A former University of Hawaii at Hilo basketball player was sentenced Thursday to 15 months in federal prison for masterminding a mortgage fraud scheme.
A former University of Hawaii at Hilo basketball player was sentenced Thursday to 15 months in federal prison for masterminding a mortgage fraud scheme.
Honolulu U.S. District Judge Leslie Kobayashi also sentenced 48-year-old William “J.J.” Vroom of Poway, California, to five years supervised release, the federal equivalent of probation.
Vroom, a Maui native who was a reserve guard for the Vulcans in the late 1980s, owned and operated a mortgage brokerage and investment firm in San Diego called Alii Financial Corp. Vroom and two other co-defendants, 58-year-old Sonya Evans of Honolulu and 53-year-old Janice Ganitano of Pearl City, Oahu, pleaded guilty to mortgage fraud charges involving a home owned by Ganitano’s elderly mother, who suffers from dementia.
Under Vroom’s direction, Ganitano applied for a $247,000 mortgage loan from Eastern Savings Bank of Maryland, falsely stating the home was a rental property with an occupant, when it was in fact her mother’s residence. Evans signed a false statement that the home was being leased by Ganitano’s mother to her mother.
The bank deposited $244,000 in an escrow account controlled by Vroom.
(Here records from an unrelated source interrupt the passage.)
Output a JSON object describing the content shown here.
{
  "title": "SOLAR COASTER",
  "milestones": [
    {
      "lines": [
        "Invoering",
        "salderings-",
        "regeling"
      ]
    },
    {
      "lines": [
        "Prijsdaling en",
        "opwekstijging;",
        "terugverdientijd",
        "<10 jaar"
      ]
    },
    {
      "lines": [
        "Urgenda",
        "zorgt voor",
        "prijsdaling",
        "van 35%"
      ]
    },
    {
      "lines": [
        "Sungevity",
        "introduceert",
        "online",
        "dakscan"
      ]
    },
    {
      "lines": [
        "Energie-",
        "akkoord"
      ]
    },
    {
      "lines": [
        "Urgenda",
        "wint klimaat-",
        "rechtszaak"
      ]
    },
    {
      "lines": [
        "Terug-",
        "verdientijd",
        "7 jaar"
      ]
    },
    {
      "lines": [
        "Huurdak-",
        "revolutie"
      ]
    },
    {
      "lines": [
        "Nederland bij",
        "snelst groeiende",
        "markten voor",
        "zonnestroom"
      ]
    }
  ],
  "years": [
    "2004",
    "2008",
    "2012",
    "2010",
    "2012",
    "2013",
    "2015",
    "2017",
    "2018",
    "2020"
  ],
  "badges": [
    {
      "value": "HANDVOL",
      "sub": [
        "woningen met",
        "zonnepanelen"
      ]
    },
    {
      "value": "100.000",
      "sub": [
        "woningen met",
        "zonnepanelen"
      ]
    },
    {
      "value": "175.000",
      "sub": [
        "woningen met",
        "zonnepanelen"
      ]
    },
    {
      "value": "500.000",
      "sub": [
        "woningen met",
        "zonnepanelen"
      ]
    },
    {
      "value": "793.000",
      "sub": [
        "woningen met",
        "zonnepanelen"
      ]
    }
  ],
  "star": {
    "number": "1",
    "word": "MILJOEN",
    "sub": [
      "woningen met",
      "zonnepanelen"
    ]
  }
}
Documents state Vroom took $223,000, while Ganitano received $18,000 and Evans, $3,000.
Vroom lied to Ganitano, telling her he’d put the $223,000 into an investment program to make payments on the new mortgage on the mother’s home. The investment never occurred.
Evans was sentenced to one day in federal prison, two years of supervised release and 50 hours community service. Ganitano was sentenced to six months in federal prison and five years supervised release.
Vroom faced a possible 30-year prison term.